The new season of Fargo has arrived, the fourth installment in the TV spin-off of the iconic 1996 Cohen brothers movie. The black comedy crime series is loosely related to the film, and there’s a sprinkling of nods to the original film in each series, although the stories are all quite distinct. Each series takes place in a different time period, with a new story and different characters. This series is set in Kansas City in 1950 and features a Black teenager named Ethelrida and a story about the Irish challenged by a Black gang in the fight for dominance in the city.
Chan & Dee’s Drink Tank
The Broad brought your attention to this indie series by Broad friend, Louise McCabe, who, together with a group of Australian actresses, has created Chan & Dee’s Drink Tank. Now the full web series launches on YouTube in November. After being run over at a zebra crossing, divorcees Chanel and Dior realise an awful truth -.they are invisible. Being 50, female and fucked off, they decide to create their own TV chat show. But when Chan loses her co-host after the first episode, she is forced to call in favours from her old Kinkytoppers school friends who, as luck would have it, are all keen to be her new Dee.
The Salisbury Poisonings
In 2018, a father and daughter were found slumped on a park bench in the English city of Salisbury, later discovered to be poisoned by the deadly Russian nerve agent Novichok. Sergei Skripal was a former Russian military officer and a double agent with the UK’s intelligence services, and the UK quickly accused the Russians of carrying out the act. This four-part BBC series reveals the impact of this event on the police, the Skripal’s friends and the public health officials who are charged with investigating and preventing an all-out crisis. It’s a tense drama that shows the human impact of this single event, and at a time of this current pandemic, it foreshadows the complications of managing large-scale public health crises with both economic and political implications. And it would seem the Russian drug of choice is still Novichok, with reports the Russian opposition leader, who is recovering in Germany after being poisoned recently, was also struck down by Novichok.
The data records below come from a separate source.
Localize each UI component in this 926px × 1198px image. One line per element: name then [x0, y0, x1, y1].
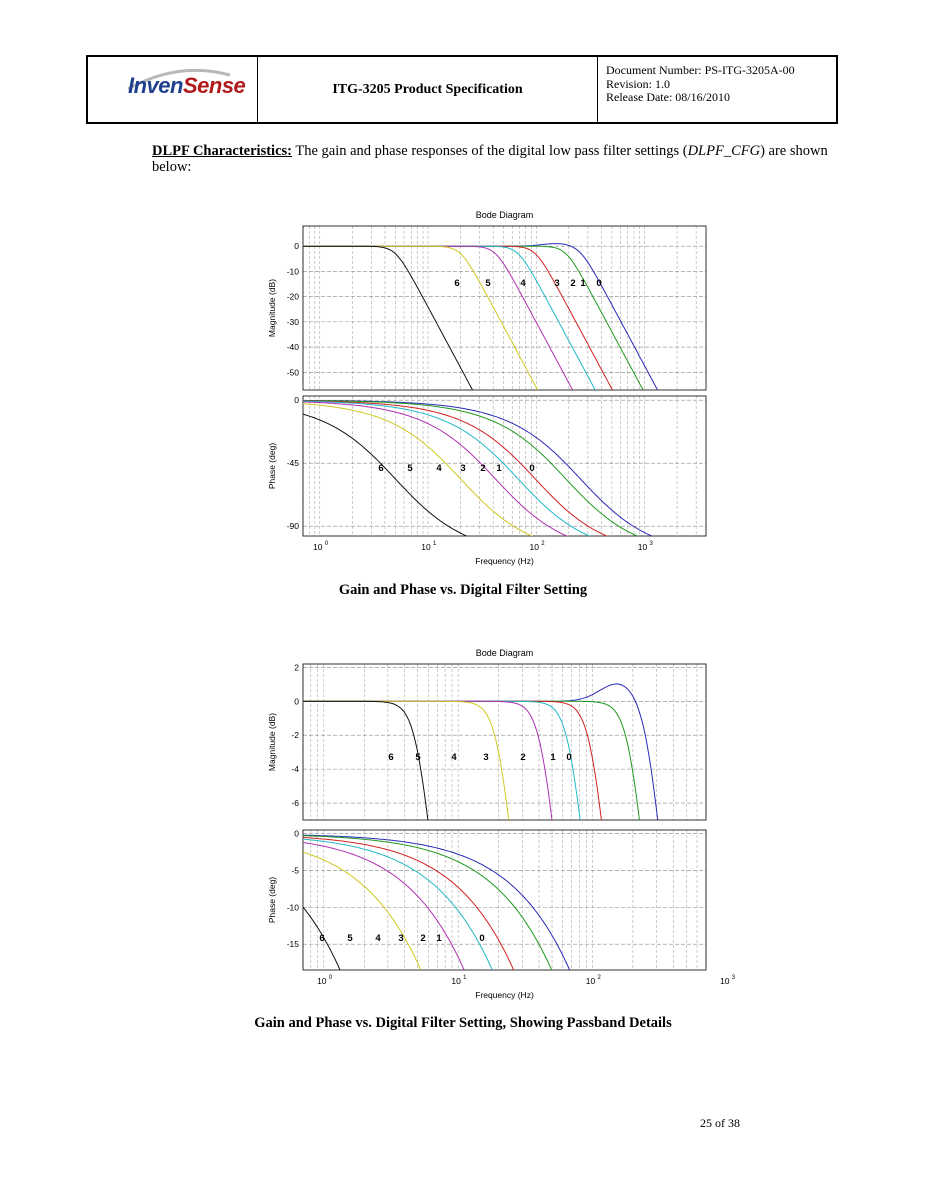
- document-number: Document Number: PS-ITG-3205A-00: [606, 63, 795, 77]
- panel-frame: [303, 396, 706, 536]
- series-label-2: 2: [480, 463, 486, 474]
- y-tick-label: -90: [286, 521, 299, 532]
- panel-frame: [303, 226, 706, 390]
- x-axis-label: Frequency (Hz): [475, 556, 534, 566]
- x-axis-label: Frequency (Hz): [475, 990, 534, 1000]
- y-tick-label: -6: [291, 798, 299, 809]
- y-tick-label: 0: [294, 241, 299, 252]
- panel-frame: [303, 830, 706, 970]
- y-axis-label: Phase (deg): [267, 442, 277, 490]
- intro-paragraph: [152, 143, 842, 175]
- intro-lead: DLPF Characteristics:: [152, 143, 292, 159]
- bode-diagram-figure-1: [255, 200, 725, 580]
- x-tick-exponent: 1: [463, 975, 467, 981]
- x-tick-exponent: 2: [597, 975, 601, 981]
- y-tick-label: -50: [286, 367, 299, 378]
- series-label-6: 6: [454, 278, 460, 289]
- series-label-4: 4: [520, 278, 526, 289]
- series-2-curve: [303, 401, 706, 555]
- intro-text-a: The gain and phase responses of the digital low pass filter settings (: [292, 143, 688, 159]
- y-tick-label: -20: [286, 291, 299, 302]
- series-label-3: 3: [554, 278, 560, 289]
- chart-title: Bode Diagram: [475, 648, 534, 658]
- x-tick-exponent: 3: [731, 975, 736, 981]
- series-label-1: 1: [436, 933, 442, 944]
- y-axis-label: Phase (deg): [267, 876, 277, 924]
- y-axis-label: Magnitude (dB): [267, 278, 277, 338]
- series-label-5: 5: [407, 463, 413, 474]
- invensense-logo: [128, 73, 245, 99]
- page-header: [86, 55, 838, 124]
- series-label-5: 5: [485, 278, 491, 289]
- series-label-0: 0: [596, 278, 602, 289]
- series-label-6: 6: [378, 463, 384, 474]
- series-label-1: 1: [496, 463, 502, 474]
- series-label-4: 4: [451, 752, 457, 763]
- logo-cell: [88, 57, 258, 122]
- series-label-0: 0: [529, 463, 535, 474]
- intro-text-em: DLPF_CFG: [687, 143, 761, 159]
- series-label-3: 3: [460, 463, 466, 474]
- series-6-curve: [303, 246, 706, 440]
- series-4-curve: [303, 246, 706, 440]
- bode-diagram-figure-2: [255, 640, 736, 1012]
- series-1-curve: [303, 246, 706, 440]
- x-tick-label: 10: [585, 976, 596, 986]
- y-tick-label: 0: [294, 696, 299, 707]
- series-label-3: 3: [398, 933, 404, 944]
- y-tick-label: -10: [286, 266, 299, 277]
- series-label-5: 5: [415, 752, 421, 763]
- y-tick-label: -45: [286, 458, 299, 469]
- series-1-curve: [303, 401, 706, 553]
- y-axis-label: Magnitude (dB): [267, 712, 277, 772]
- series-label-4: 4: [375, 933, 381, 944]
- x-tick-label: 10: [451, 976, 461, 986]
- figure-1-caption: Gain and Phase vs. Digital Filter Setting: [338, 582, 588, 598]
- chart-title: Bode Diagram: [475, 210, 534, 220]
- series-label-0: 0: [479, 933, 485, 944]
- series-label-4: 4: [436, 463, 442, 474]
- x-tick-label: 10: [529, 542, 539, 552]
- intro-text-b: ) are shown below:: [152, 143, 828, 175]
- page-number: 25 of 38: [700, 1116, 740, 1130]
- y-tick-label: -2: [291, 730, 299, 741]
- y-tick-label: 0: [294, 395, 299, 406]
- x-tick-exponent: 3: [649, 541, 653, 547]
- series-label-1: 1: [580, 278, 586, 289]
- x-tick-exponent: 0: [328, 975, 333, 981]
- series-label-2: 2: [520, 752, 526, 763]
- series-6-curve: [303, 907, 706, 1020]
- series-label-5: 5: [347, 933, 353, 944]
- magnitude-panel: [267, 226, 706, 440]
- document-info: [598, 57, 836, 122]
- logo-text-inven: Inven: [128, 73, 183, 98]
- series-0-curve: [303, 244, 706, 440]
- x-tick-exponent: 1: [433, 541, 437, 547]
- magnitude-panel: [267, 662, 706, 870]
- y-tick-label: -10: [286, 902, 299, 913]
- y-tick-label: -5: [291, 865, 299, 876]
- series-3-curve: [303, 246, 706, 440]
- series-label-1: 1: [550, 752, 556, 763]
- y-tick-label: -4: [291, 764, 299, 775]
- document-title: ITG-3205 Product Specification: [258, 57, 598, 122]
- series-0-curve: [303, 684, 706, 870]
- x-tick-label: 10: [317, 976, 327, 986]
- x-tick-label: 10: [421, 542, 431, 552]
- series-0-curve: [303, 401, 706, 551]
- series-5-curve: [303, 246, 706, 440]
- x-tick-exponent: 0: [324, 541, 329, 547]
- x-tick-label: 10: [313, 542, 323, 552]
- series-label-0: 0: [566, 752, 572, 763]
- series-label-2: 2: [420, 933, 426, 944]
- y-tick-label: 0: [294, 828, 299, 839]
- logo-text-sense: Sense: [182, 73, 246, 98]
- y-tick-label: -30: [286, 316, 299, 327]
- series-label-2: 2: [570, 278, 576, 289]
- revision: Revision: 1.0: [606, 76, 671, 91]
- x-tick-exponent: 2: [541, 541, 545, 547]
- y-tick-label: -40: [286, 342, 299, 353]
- y-tick-label: -15: [286, 939, 299, 950]
- release-date: Release Date: 08/16/2010: [606, 90, 730, 104]
- panel-frame: [303, 664, 706, 820]
- series-label-3: 3: [483, 752, 489, 763]
- figure-2-caption: Gain and Phase vs. Digital Filter Setting, Showing Passband Details: [254, 1015, 672, 1031]
- x-tick-label: 10: [637, 542, 648, 552]
- phase-panel: [267, 395, 706, 557]
- series-label-6: 6: [388, 752, 394, 763]
- series-2-curve: [303, 246, 706, 440]
- y-tick-label: 2: [294, 662, 299, 673]
- x-tick-label: 10: [720, 976, 730, 986]
- series-label-6: 6: [319, 933, 325, 944]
Introspective relationship dramas where the characters continually question their choices and beliefs and struggle through their own self-limiting life choices are a particular sub-genre. You either love them or you don’t. In this one, grey, wet London is the backdrop as Leila, a lesbian in a decade-long relationship, becomes single and tests out what it would be like to go out with men, hence the title. It’s got a touch of the Fleabag about it, without the wit but minus the self-consciousness. And a host of supporting characters playing out their own existential love dramas. And there’s truth and honesty in their quest for happiness and self-understanding.
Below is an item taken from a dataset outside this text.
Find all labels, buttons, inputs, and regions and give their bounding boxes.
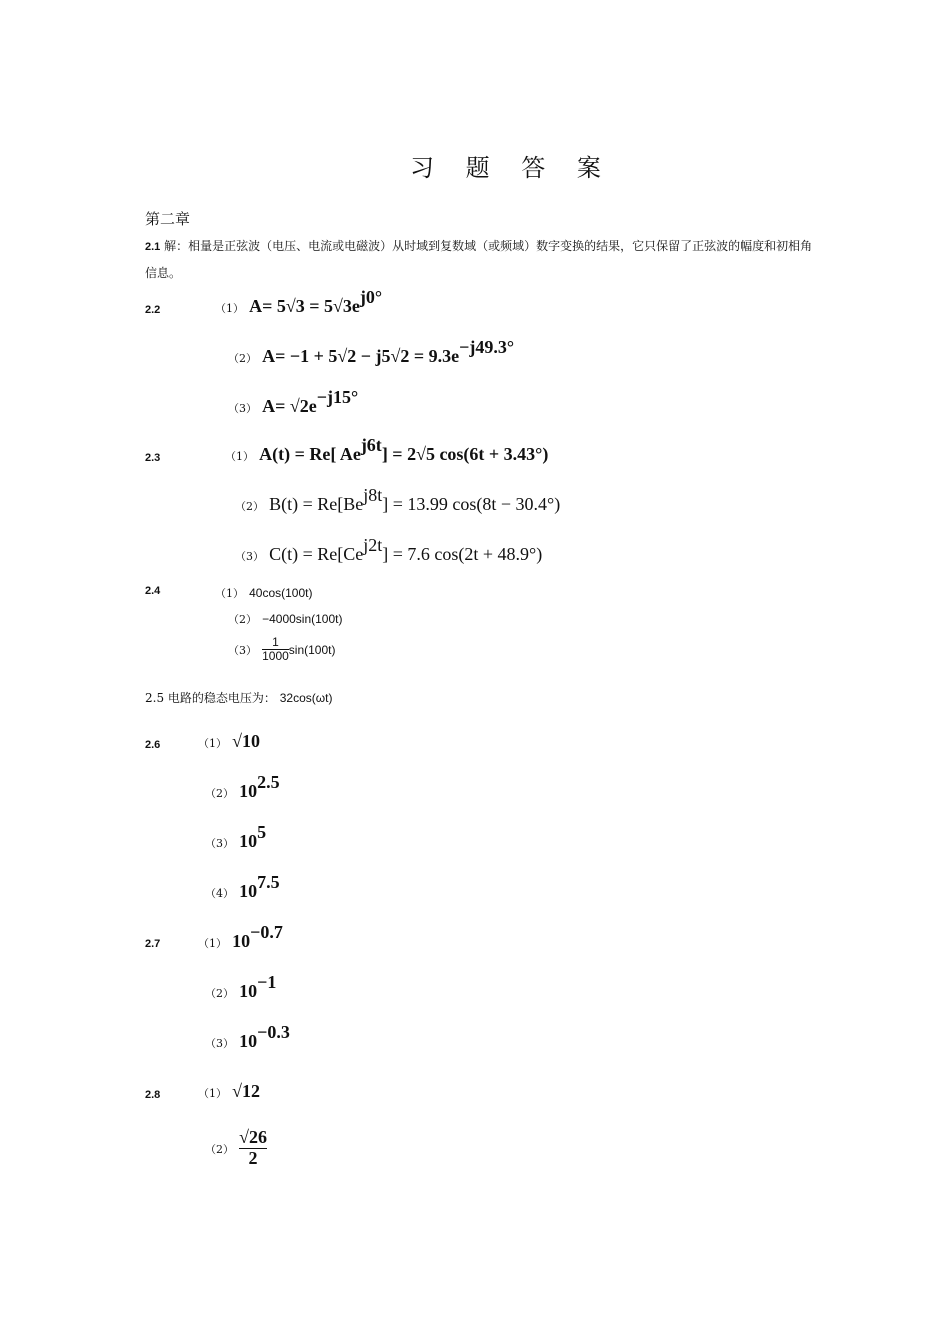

Late coming to this Canadian-English science fiction drama, The Broad and Mr Broad are half-way through the first season of Orphan Black (Stan), a story about clones that is part Handmaid’s Tale and part Aldus Huxley’s Brave New World. Hopefully the story will develop and can sustain five seasons with the same tense drama and intrigue about a dystopian near future. In this New Yorker article, Harvard historian and writer Jill Lepore examines the science and how it’s informed some of the science fiction in this series.
Why Women Kill
A sharp dramedy about three married women (played by Ginnifer Goodwin, Lucy Liu and Kirby Howell-Baptiste) inhabiting the same house across three different eras, the 60s, mid 80s and late 2010s, Why Women Kill is a dark and sometimes sombre examination of the dynamics of marriage, infidelity and acceptance. In this series (SBS), from the creator of Desperate Housewives, murder means never having to say you’re sorry, but marriage means saying sorry and still winding up in trouble. The Broad loved this series for the way it explores the changing freedoms and dynamics in marriage for women and men with a huge amount of heart and humour.